King County residents receiving food assistance will have new opportunities to learn and improve job skills through a pilot program at Highline College.

The pilot program, called Resources to Initiate Successful Employment (RISE), will help people in Washington’s Basic Food program and will work with Highline’s existing Basic Food Employment and Training (BFET) program.

Participants do not need to enroll at Highline College to take part. The program is designed for people facing multiple barriers to employment, including homeless adults, individuals with limited English skills, veterans and those who owe child support.

Marty Sanders

Marty Sanders

“Our first goal is helping people achieve stability in their lives. Some will need help finding an affordable place to live while others may need help sorting out financial issues,” said Marty Sanders, who is a case manager for RISE at Highline College. “We help them locate resources for stability, then we move to training and/or work-based learning opportunities.”

Highline will receive $150,252 during the first year of the three-year grant. Funding is provided by the U.S. Department of Agriculture and administered through Washington’s Department of Social and Health Services, which also funds BFET.

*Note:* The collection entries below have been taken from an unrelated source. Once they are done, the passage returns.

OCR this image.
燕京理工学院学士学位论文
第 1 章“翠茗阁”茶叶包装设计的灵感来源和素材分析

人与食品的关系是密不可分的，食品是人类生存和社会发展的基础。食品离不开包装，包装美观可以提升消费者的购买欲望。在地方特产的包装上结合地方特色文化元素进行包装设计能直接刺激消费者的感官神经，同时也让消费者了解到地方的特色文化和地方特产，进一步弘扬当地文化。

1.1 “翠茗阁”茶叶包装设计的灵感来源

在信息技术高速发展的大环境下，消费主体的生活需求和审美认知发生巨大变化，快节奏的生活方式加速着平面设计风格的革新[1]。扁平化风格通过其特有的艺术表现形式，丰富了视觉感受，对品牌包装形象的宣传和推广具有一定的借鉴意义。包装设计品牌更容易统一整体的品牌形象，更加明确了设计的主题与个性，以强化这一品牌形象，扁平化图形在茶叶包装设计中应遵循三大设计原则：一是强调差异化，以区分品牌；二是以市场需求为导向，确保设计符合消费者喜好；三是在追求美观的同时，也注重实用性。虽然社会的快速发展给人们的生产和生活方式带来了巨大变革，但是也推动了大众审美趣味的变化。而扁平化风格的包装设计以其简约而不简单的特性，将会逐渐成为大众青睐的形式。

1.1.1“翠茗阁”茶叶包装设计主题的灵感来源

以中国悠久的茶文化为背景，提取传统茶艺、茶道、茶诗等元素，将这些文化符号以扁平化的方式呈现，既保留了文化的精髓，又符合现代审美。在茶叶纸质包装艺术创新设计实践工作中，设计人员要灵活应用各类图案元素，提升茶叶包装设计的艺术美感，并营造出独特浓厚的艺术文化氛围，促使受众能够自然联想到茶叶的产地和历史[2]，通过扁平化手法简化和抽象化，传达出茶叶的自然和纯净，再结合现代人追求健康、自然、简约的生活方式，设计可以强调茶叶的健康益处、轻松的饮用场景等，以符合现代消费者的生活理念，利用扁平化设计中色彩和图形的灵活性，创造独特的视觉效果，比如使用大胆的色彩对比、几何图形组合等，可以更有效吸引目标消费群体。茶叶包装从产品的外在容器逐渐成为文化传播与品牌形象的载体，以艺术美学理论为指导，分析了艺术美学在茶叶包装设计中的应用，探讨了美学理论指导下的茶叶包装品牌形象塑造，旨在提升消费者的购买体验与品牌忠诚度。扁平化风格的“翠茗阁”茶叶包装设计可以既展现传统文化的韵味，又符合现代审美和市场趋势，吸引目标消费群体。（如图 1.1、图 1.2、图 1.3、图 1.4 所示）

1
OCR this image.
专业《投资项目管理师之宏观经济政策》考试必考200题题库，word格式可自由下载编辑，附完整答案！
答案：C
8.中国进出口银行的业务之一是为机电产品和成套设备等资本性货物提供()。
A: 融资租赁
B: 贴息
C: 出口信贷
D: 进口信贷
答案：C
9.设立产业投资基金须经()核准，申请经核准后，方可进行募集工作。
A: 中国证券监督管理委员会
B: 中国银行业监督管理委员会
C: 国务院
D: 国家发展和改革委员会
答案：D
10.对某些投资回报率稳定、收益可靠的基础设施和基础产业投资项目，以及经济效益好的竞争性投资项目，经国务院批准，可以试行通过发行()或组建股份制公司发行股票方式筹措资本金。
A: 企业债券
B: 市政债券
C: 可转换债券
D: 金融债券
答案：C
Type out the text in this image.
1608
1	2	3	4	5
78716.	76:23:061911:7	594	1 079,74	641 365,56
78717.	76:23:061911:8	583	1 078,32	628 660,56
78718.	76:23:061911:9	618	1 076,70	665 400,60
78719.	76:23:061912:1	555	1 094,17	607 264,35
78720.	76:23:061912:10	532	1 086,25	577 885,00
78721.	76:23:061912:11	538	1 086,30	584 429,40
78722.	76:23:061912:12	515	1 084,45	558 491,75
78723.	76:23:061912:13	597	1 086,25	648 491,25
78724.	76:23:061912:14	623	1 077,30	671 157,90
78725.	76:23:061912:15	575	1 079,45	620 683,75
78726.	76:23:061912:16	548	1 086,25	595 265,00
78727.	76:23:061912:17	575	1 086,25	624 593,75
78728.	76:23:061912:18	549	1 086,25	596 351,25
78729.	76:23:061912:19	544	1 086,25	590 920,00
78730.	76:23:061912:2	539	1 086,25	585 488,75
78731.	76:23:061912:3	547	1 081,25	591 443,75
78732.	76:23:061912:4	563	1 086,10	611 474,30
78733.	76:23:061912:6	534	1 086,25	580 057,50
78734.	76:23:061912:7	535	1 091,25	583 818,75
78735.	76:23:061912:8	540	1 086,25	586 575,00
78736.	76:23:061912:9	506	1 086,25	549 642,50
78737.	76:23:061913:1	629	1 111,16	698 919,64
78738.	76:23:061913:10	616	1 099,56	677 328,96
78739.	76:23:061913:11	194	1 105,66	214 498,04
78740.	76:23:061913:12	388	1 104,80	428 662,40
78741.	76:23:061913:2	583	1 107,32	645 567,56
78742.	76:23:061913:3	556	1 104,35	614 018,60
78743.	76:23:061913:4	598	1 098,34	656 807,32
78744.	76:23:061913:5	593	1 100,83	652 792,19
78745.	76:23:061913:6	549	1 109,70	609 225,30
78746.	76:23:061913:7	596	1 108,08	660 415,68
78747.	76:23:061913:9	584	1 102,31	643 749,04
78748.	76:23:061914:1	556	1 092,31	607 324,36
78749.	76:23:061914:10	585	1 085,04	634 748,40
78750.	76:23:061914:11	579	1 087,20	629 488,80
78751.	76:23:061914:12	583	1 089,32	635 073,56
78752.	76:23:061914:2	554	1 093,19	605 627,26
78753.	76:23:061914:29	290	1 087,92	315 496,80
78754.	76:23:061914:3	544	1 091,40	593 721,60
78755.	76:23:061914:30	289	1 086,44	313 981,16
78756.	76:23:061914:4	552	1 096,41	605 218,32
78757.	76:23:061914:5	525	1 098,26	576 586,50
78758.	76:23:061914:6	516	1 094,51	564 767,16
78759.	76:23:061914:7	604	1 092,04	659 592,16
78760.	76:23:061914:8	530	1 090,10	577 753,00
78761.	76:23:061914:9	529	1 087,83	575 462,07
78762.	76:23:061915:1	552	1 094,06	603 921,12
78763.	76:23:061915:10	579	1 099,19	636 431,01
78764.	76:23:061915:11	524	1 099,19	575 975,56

Statewide, $22 million is allocated for the three-year pilot project. After Highline’s grant has ended, the college may be eligible for additional funding if it can identify an annual 50 percent, non-federal match.

RISE includes a number of services to move people from food assistance to self-reliance:

  • Personalized coaching and case management before, during and after training and employment.
  • A free six-week Strategies for Success course to develop job and school readiness.
  • The potential for paid internships, on-the-job training and other work-based learning opportunities.

Highline expects to provide RISE services to 180 participants over the three-year period.

Washington is one of 10 states to receive the USDA grant and King County is one of four counties participating in the pilot.

The pilot will measure if enhanced services like wrap-around case management, the Strategies for Success course and work-based learning opportunities enhance employment outcomes for the people who participate, compared to existing BFET services.

As a pilot program, participants have to agree to be a part of a research study. Half of those interested (50 percent) will be placed into the treatment group (RISE program) and the other half (50 percent) will be placed into the control group, where they will receive existing services through the BFET program.

“We believe that helping people achieve stability—and then gain skills—will give them more opportunities and confidence to be competitive for living-wage jobs,” said Sanders, who came to Highline in December, bringing more than five years’ experience in student advising and case management.

In addition to Highline College, North Seattle College and eight community-based organizations in King County are participating in the RISE pilot program: Career Path Services, FareStart, Multi-Service Center, Neighborhood House, Puget Sound Training Center, Seattle Goodwill, TRAC Associates and YWCA (Renton and Seattle).